For technology leaders, innovation is not a destination. It’s an evolving and dynamic journey.
The general idea is – if something isn’t broken, why fix it? But certain players are now moving beyond the ‘fix it’ phase to adopt futuristic systems for their organization.
The Mumbai-headquartered Institutional broking firm B&K securities has taken the leap towards hyperconverged infrastructure (HCI), enabled by Chief Technology Officer (CTO) Mukesh Mehta and his team.
HCI is the new kid on the block that is outshining traditional and converged infrastructure models in the enterprise. It allows for a simple and hassle free datacentre infrastructure by integrating server, storage and virtualization – into one platform.
That sounds great, but why did B&K need a software defined approach? “At the trading floor, the execution-world talks in nano seconds. In such a scenario, the trading platforms need to be backed up with advanced infrastructure,” explains Mukesh Mehta, CTO, B&K Securities.
An institutional broking house generally handles lakhs of trades (in numbers, not value) every day with an added complexity of managing multiple setups and vendors. Earlier, the company was on traditional IT and faced bottlenecks everywhere, says Mehta.
Initially, areas such as warranty, components, products and software became complicated. And later, individual downtime, dependencies, scalability and management of multiple consoles became a snag.
Software driven – And loving it
B&K Securities is the first institutional broking house in the country to run its trading platforms (Algo and HFT) on HCI, points out Mehta. His team successfully migrated 48 VMs within 6-8 weeks, and 40U of rack space is now rejigged to just 2U.
The IT operation revamp led to process automation, which allowed few team members to focus on other critical areas such as information security instead of routine IT-operations.
“Post migration to the new infrastructure, trade execution was improved substantially, and dealers are now able to visualize the significant improvement in it (with respect to latency) during peak market hours,” highlights Mehta.
HCI comes with its usual gifts. Now, there is a single console to manage all layers – dashboard, VMs and storage. Hosts, controllers and CPU memory utilization has been made easy, as well as the real time monitoring of various alerts and checks.
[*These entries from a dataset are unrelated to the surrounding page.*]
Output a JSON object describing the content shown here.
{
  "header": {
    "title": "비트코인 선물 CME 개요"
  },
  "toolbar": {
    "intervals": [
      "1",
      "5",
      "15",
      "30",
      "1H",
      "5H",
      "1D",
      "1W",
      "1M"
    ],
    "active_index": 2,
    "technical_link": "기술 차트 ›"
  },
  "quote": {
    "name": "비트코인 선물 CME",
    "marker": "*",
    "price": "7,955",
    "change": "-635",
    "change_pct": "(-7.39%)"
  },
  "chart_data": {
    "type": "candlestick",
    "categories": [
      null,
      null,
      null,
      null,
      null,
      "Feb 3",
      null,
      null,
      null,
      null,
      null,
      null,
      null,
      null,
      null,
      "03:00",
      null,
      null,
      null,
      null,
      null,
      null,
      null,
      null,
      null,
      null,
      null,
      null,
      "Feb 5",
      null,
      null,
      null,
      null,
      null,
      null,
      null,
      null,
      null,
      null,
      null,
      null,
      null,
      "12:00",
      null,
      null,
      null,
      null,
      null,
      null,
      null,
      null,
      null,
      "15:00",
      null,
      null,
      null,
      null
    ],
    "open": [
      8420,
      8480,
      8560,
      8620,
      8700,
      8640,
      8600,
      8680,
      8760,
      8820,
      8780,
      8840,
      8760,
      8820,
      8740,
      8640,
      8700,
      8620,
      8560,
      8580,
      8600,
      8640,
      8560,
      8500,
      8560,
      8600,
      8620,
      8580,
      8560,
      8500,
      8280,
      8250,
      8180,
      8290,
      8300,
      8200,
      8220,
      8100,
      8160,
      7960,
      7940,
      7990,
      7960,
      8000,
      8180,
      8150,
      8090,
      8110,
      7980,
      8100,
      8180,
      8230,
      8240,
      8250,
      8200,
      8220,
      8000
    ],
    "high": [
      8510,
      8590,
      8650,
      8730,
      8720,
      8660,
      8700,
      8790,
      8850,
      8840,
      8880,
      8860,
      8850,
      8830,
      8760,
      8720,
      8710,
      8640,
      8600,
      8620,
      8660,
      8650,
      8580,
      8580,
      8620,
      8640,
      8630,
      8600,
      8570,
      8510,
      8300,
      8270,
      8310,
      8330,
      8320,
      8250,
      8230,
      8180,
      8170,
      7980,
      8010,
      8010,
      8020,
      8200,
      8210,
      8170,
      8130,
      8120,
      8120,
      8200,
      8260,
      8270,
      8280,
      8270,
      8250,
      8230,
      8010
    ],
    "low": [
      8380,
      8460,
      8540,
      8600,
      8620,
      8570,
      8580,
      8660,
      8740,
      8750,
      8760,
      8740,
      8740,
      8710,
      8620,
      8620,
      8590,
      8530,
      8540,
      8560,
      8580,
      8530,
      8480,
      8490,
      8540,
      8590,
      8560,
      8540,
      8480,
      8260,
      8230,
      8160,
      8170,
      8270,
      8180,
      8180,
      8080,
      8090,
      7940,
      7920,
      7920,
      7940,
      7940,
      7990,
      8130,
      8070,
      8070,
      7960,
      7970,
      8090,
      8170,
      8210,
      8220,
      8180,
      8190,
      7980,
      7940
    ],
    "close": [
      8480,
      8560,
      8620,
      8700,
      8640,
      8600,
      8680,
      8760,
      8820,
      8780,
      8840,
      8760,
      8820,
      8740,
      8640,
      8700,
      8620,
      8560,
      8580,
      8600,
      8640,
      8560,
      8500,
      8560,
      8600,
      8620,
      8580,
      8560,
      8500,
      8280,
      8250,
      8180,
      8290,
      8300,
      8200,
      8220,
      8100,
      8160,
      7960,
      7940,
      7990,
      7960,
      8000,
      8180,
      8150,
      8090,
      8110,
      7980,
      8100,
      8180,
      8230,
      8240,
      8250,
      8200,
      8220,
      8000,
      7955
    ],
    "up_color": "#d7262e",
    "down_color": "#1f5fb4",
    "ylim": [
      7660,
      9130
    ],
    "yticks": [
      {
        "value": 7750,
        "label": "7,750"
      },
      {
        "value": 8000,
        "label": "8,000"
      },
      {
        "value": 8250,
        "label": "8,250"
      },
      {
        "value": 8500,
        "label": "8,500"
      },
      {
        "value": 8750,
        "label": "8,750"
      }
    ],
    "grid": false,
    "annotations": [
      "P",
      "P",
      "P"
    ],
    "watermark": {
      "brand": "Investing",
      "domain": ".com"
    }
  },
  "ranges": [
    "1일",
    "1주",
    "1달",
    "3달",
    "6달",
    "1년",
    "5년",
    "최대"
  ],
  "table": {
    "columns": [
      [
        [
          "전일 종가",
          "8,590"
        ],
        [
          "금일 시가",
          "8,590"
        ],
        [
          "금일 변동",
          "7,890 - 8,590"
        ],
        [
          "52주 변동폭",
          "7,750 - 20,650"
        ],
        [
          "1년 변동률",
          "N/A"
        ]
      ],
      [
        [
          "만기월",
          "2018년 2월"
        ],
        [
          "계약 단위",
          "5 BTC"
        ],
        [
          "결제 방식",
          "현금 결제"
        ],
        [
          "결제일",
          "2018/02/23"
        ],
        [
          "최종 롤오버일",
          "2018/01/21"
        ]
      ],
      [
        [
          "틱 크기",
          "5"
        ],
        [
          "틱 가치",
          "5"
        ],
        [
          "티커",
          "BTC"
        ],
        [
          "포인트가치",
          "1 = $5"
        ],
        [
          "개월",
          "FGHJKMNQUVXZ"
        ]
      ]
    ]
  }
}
“Post migration to the new infrastructure, trade execution was improved substantially, and dealers are now able to visualize the significant improvement in it (with respect to latency) during peak market hours.”
The biggest reason why HCI is the right match for B&K perhaps lies in the fundamental nature of the technology. Traditional infra takes months of planning before it can be installed. Whereas, with HCI, the solution can be customized and set up accordingly within days or even hours, explains Mehta.
HCI bandwagon: Do’s and don’ts
While HCI seems like the go-to choice for enterprises looking at infrastructure transformation, IT leaders must be aware of certain caveats.
Just like what HCI does for your infra – keeps it simple, it is important for IT teams not to get caught up in the web of HCI complexity.
For instance, a hypervisor is a critical part of hyperconverged infrastructure. “However, be careful of focusing too much on brands. If the VM hypervisor requires extensive configurations for deployment, it will probably be useless in the end,” explains Mehta.
Hypervisor can greatly add to the cost of HCI implementations, and licensing can get expensive.
So unless there is a complex case, IT leaders should look at standard configurations for HCI deployments, he points out. Most importantly, it is about how the system consumes resources than how they are delivered.
The bottomline is that IT teams need to choose wisely, understand their infrastructure needs and assess accordingly.
Taking a leaf out of Mukesh Mehta’s book – IT leaders can easily adopt a high-end software driven approach, without sending the CFO into a panic attack.